Rents, by the way are up far less than property prices. Capital city rents are up 3.3 per cent and rents in regional areas are up 9.3 per cent. In that sense, it’s not such a bad time to be renting – in relative terms it is getting cheaper!

Why is property investing so popular in Australia?

One answer is negative gearing. If you have an investment property and spend more money on it every year than you receive in rent, (i.e. mortgages, rates, insurance, repairs and maintenance are less than rent), that loss counts as a tax deduction. This is known as “negative gearing” and it is a popular investment approach.

Of course, you haven’t ended up ahead at this point. You can’t make more from a tax deduction than you lose running the property. You still need to make a gain on the value of the home for it to actually work as an investment.

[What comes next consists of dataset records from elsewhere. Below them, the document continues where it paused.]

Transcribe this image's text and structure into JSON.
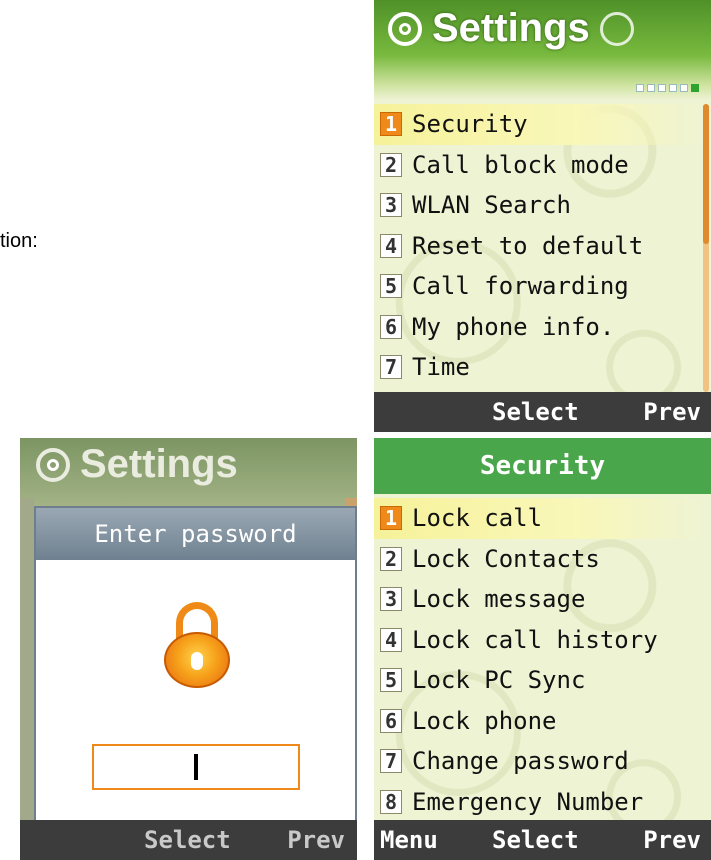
{
  "page": {
    "intro_text": "tion:"
  },
  "settings_screen": {
    "title": "Settings",
    "menu": [
      {
        "num": "1",
        "label": "Security"
      },
      {
        "num": "2",
        "label": "Call block mode"
      },
      {
        "num": "3",
        "label": "WLAN Search"
      },
      {
        "num": "4",
        "label": "Reset to default"
      },
      {
        "num": "5",
        "label": "Call forwarding"
      },
      {
        "num": "6",
        "label": "My phone info."
      },
      {
        "num": "7",
        "label": "Time"
      }
    ],
    "softkeys": {
      "select": "Select",
      "prev": "Prev"
    },
    "accent_color": "#ef8a1a",
    "header_color": "#4f9128"
  },
  "password_screen": {
    "title": "Settings",
    "dialog_title": "Enter password",
    "input_value": "",
    "softkeys": {
      "select": "Select",
      "prev": "Prev"
    },
    "lock_icon": "padlock-icon"
  },
  "security_screen": {
    "title": "Security",
    "menu": [
      {
        "num": "1",
        "label": "Lock call"
      },
      {
        "num": "2",
        "label": "Lock Contacts"
      },
      {
        "num": "3",
        "label": "Lock message"
      },
      {
        "num": "4",
        "label": "Lock call history"
      },
      {
        "num": "5",
        "label": "Lock PC Sync"
      },
      {
        "num": "6",
        "label": "Lock phone"
      },
      {
        "num": "7",
        "label": "Change password"
      },
      {
        "num": "8",
        "label": "Emergency Number"
      }
    ],
    "softkeys": {
      "menu": "Menu",
      "select": "Select",
      "prev": "Prev"
    },
    "header_color": "#4aa64a"
  }
}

Luckily there’s another tax break for investors – the capital gains tax discount. When they sell the property, they need only pay tax on half the profits, (assuming the property has been owned for over a year).

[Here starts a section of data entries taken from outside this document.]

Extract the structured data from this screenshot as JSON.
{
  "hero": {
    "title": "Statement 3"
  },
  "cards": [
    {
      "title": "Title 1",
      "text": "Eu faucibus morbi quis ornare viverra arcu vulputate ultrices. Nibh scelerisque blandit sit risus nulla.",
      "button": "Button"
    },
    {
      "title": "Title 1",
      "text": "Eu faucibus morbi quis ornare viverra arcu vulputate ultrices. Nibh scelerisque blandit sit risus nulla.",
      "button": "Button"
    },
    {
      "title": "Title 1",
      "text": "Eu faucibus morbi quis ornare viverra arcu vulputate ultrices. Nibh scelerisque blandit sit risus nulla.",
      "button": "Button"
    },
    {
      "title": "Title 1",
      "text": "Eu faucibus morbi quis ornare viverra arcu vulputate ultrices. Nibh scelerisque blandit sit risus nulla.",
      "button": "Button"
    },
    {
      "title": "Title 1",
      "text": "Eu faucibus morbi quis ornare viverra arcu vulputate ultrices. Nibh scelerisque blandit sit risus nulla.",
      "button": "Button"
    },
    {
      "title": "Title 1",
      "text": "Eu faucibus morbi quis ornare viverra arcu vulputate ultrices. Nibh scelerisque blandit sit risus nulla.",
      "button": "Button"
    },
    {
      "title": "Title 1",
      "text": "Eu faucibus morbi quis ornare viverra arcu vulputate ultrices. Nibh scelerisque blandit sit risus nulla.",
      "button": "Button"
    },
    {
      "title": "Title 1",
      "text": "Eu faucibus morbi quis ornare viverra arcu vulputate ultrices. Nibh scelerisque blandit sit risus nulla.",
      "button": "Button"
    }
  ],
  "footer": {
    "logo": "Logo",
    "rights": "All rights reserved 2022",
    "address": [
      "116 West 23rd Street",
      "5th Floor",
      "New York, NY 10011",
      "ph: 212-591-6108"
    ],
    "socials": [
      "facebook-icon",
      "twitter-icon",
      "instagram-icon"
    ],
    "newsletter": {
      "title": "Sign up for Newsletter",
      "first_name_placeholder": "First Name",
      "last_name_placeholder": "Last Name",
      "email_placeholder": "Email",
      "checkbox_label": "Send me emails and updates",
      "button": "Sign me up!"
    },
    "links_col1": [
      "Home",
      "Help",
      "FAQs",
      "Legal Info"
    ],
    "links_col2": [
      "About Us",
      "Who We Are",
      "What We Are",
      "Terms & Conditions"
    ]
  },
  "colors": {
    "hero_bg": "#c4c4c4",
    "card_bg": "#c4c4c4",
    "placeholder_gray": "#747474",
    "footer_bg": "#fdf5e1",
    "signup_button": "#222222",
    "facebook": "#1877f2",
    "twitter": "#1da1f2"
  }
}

Laws can change. But will these laws? The Labor Party took a couple of policies to the last election – abolishing negative gearing on established properties and reducing the capital gains tax discount.

They got flogged at that election and dumped those policies. You can pretty much guarantee no party will have the courage to try to change those rules again for some time. The rules around investment property are probably pretty safe.

Where is the investor frenzy hottest?

As the next graph shows, investors are spending most in New South Wales, where they borrowed almost twice as much as First Home Buyers in May. The only parts of the country where the pattern is reversed are WA and NT.

First home buyers are struggling to keep up. The average loan size for a first homebuyer is now $465,000, up from $355,000 in 2017. How big do the loans have to be to beat out all the property investors?

With interest rates at record lows, loans are easy to service, but the risk for the young first homebuyer is that rising rates in a few years make that loan hard to afford. And unlike a property investor you don’t have rent coming in to help you pay it off.

Australia’s young people look set to be stuck renting until something major changes.